Shared Assets has been helping us evaluate a project designed to create community-based food forests in urban areas across the UK.
The aim of Farming the Future is to improve social equity and access to food in locations with specific social needs. Alongside the communities involved in this pilot project, Shared Assets has been exploring how we’ve set up these initial food forests to provide guidance and recommendations for similar initiatives in the future.
What is a food forest?
Food forests are a practice of incorporating food growing into all the possible layers of a forest ecosystem. This allows the production of not only food, but also medicine and materials, while nourishing the ecosystem as a whole.
These are exciting times for food forests, as their benefits are increasingly being recognised. For one, they can create diverse habitats in which ecosystems are reconnected to food growing (a connection which has been gradually diminished with the introduction of large scale chemical agriculture).
Food forests are not a new concept. They have been recorded in Europe since Neolithic times, and have long been cultivated by indigenous peoples in the Americas. For example, the Amazon Rainforest partly owes its biodiversity to established food forests. By reviving the concept here in the UK, we are reconnecting with our past.
Evaluating the pilot phase
The evaluation Shared Assets has been leading includes understanding in depth the early stages of establishing a food forest. This includes exploring the needs of the communities involved, and the learning curves that need to be addressed in order to set up successful food forests.
It included focus groups at the three food forest sites involved in this pilot project: Cae Tan CSA, a Community Supported Agriculture project on Gower, near Swansea, Cymru (Wales); Midlothian Community Hospital Garden near Edinburgh, Scotland; and Viewpark Conservation Group based in North Lanarkshire, Scotland.
The focus groups involved discussions and reflection on how the work to set up the food forests had been going so far and what is being planned, as well as noting their current and future environmental, social and economic benefits. The groups also considered what policy changes could help facilitate a more widespread revival of food forests in the UK.
Exploring the community benefits
Some of the major benefits emerging across the three groups included:
- The role of establishing a food forest in improving people’s wellbeing, skills and confidence
- Food forests being a way of enhancing habitats and storing carbon, while also producing food
- Food forests creating spaces to bring people together, build relationships with each other and their environment, and potentially lay the groundwork for collaborating on other projects beyond the food forest
The community groups were keen for there to be better policy support and funding from local government, particularly around directly support for food forest creation. In the next few months, Shared Assets will be producing an evaluation report and carrying out further discussions around this issue. The other partner in this project, the Soil Association, will be using the findings from this report to help develop policy proposals.

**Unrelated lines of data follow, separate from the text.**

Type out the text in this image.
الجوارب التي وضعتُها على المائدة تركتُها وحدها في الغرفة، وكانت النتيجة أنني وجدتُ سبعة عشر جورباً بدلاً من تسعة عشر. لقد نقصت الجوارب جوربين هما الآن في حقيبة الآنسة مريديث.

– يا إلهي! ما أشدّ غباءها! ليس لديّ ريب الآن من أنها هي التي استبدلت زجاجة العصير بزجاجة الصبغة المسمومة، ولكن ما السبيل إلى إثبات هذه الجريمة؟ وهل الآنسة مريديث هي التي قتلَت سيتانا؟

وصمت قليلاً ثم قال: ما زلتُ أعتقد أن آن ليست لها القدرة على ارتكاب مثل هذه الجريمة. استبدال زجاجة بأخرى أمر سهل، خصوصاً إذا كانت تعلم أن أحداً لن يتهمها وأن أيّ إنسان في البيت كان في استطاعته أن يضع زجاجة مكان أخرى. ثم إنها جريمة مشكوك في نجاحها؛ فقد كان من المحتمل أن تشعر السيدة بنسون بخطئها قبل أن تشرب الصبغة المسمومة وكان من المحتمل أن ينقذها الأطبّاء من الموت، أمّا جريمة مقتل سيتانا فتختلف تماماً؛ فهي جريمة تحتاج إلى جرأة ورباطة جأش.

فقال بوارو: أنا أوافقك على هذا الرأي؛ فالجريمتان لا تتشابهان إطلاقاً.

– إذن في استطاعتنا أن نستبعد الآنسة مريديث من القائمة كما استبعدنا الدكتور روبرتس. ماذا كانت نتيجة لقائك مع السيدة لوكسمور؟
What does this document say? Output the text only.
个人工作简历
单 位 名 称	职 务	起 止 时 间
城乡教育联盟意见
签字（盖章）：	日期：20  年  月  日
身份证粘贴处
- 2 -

Tree planting is currently a major focus of many government climate change policies, and sometimes this has the potential to stir up conflict with local communities, as land is allocated either to environmental protection (such as woodland creation) or more human-focused priorities such as housing. This evaluation of food forests, which are naturally multifunctional, could have broader relevance by highlighting ways in which more people can reconnect with the land and each other to meet wider needs.
This news item is adapted from an article that first appeared on Shared Asset’s website.